The book opens with a look at the beginnings of Scandinavian crime fiction, and the influence of Maj Sjöwall and Per Wahlöö and other early writers on the genre. The following chapters then assess the two great writers Henning Mankell and Steig Larsson and how they led the way for many of their contemporaries and began the craze for Nordic Noir. There is plenty of food for thought here. Camilla Lackberg, for example, has a significant following but has never quite reached the popularity of say, Jo Nesbo. Forshaw comes up with some convincing explanations for this, not least the intimate setting of Fjallbacka which, although harks back to Christie’s St Mary’s Mead, doesn’t have the international feel of Nesbo’s books.
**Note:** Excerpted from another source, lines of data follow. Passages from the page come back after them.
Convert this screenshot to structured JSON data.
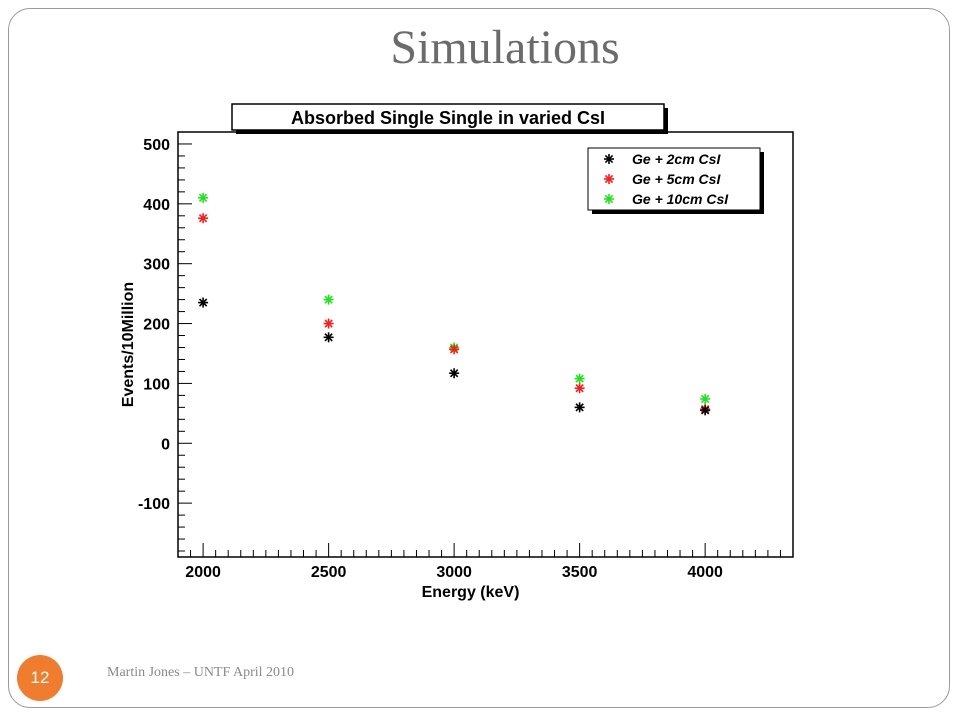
{
  "slide": {
    "title": "Simulations",
    "footer": "Martin Jones – UNTF April 2010",
    "page_number": "12"
  },
  "colors": {
    "badge": "#f07c2e",
    "series_black": "#000000",
    "series_red": "#ff1a1a",
    "series_green": "#19e619"
  },
  "chart_data": {
    "type": "scatter",
    "title": "Absorbed Single Single in varied CsI",
    "xlabel": "Energy (keV)",
    "ylabel": "Events/10Million",
    "xlim": [
      1900,
      4350
    ],
    "ylim": [
      -190,
      520
    ],
    "x_ticks": [
      2000,
      2500,
      3000,
      3500,
      4000
    ],
    "y_ticks": [
      -100,
      0,
      100,
      200,
      300,
      400,
      500
    ],
    "legend_position": "top-right",
    "grid": false,
    "marker": "asterisk",
    "series": [
      {
        "name": "Ge + 2cm CsI",
        "color": "#000000",
        "x": [
          2000,
          2500,
          3000,
          3500,
          4000
        ],
        "y": [
          235,
          177,
          117,
          60,
          55
        ]
      },
      {
        "name": "Ge + 5cm CsI",
        "color": "#ff1a1a",
        "x": [
          2000,
          2500,
          3000,
          3500,
          4000
        ],
        "y": [
          376,
          200,
          157,
          92,
          57
        ]
      },
      {
        "name": "Ge + 10cm CsI",
        "color": "#19e619",
        "x": [
          2000,
          2500,
          3000,
          3500,
          4000
        ],
        "y": [
          410,
          240,
          160,
          108,
          74
        ]
      }
    ]
  }
}
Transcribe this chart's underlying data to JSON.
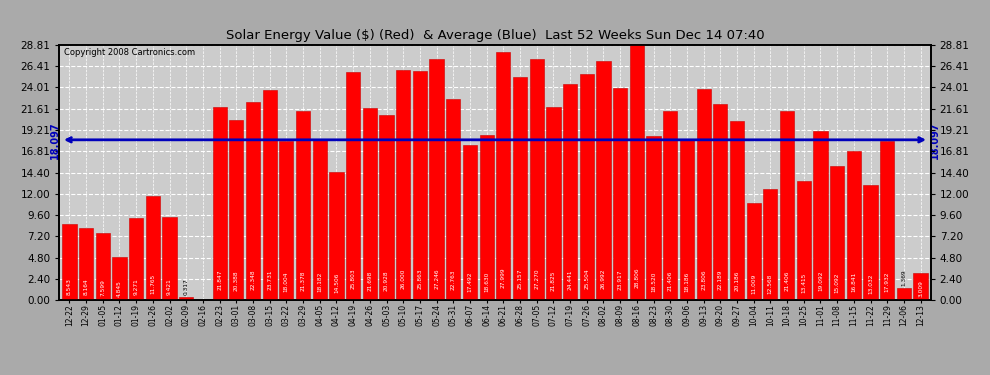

Nesbo himself dominates the Norway chapter, although there are also plenty of other writers discussed, including the excellent Anne Holt and Thomas Enger.

The chapters on the other Nordic countries Iceland, Finland and Denmark were particularly interesting as I’m less familiar with some of the writers and you get a strong sense of both the personality of the authors and the essence of their works. The latter part of the book assesses the impact of  Nordic Noir in TV and Film and identifies some emerging writers to look out for which will provide a useful point of reference in the future.

For a short book (around 160 pages) this packs a lot in and shows Forshaw’s knowledge of the subject. His interviews with many of the authors form the basis of the book and there are some amusing anecdotes and asides, including an interview with Henning Mankell who spots mice in an upmarket hotel in central London. But you also get a sense of the author’s preferences and his views on the merits of different writers. So there is plenty to delight fans of Nordic Noir and also those who want an informative but succinct introduction to the genre.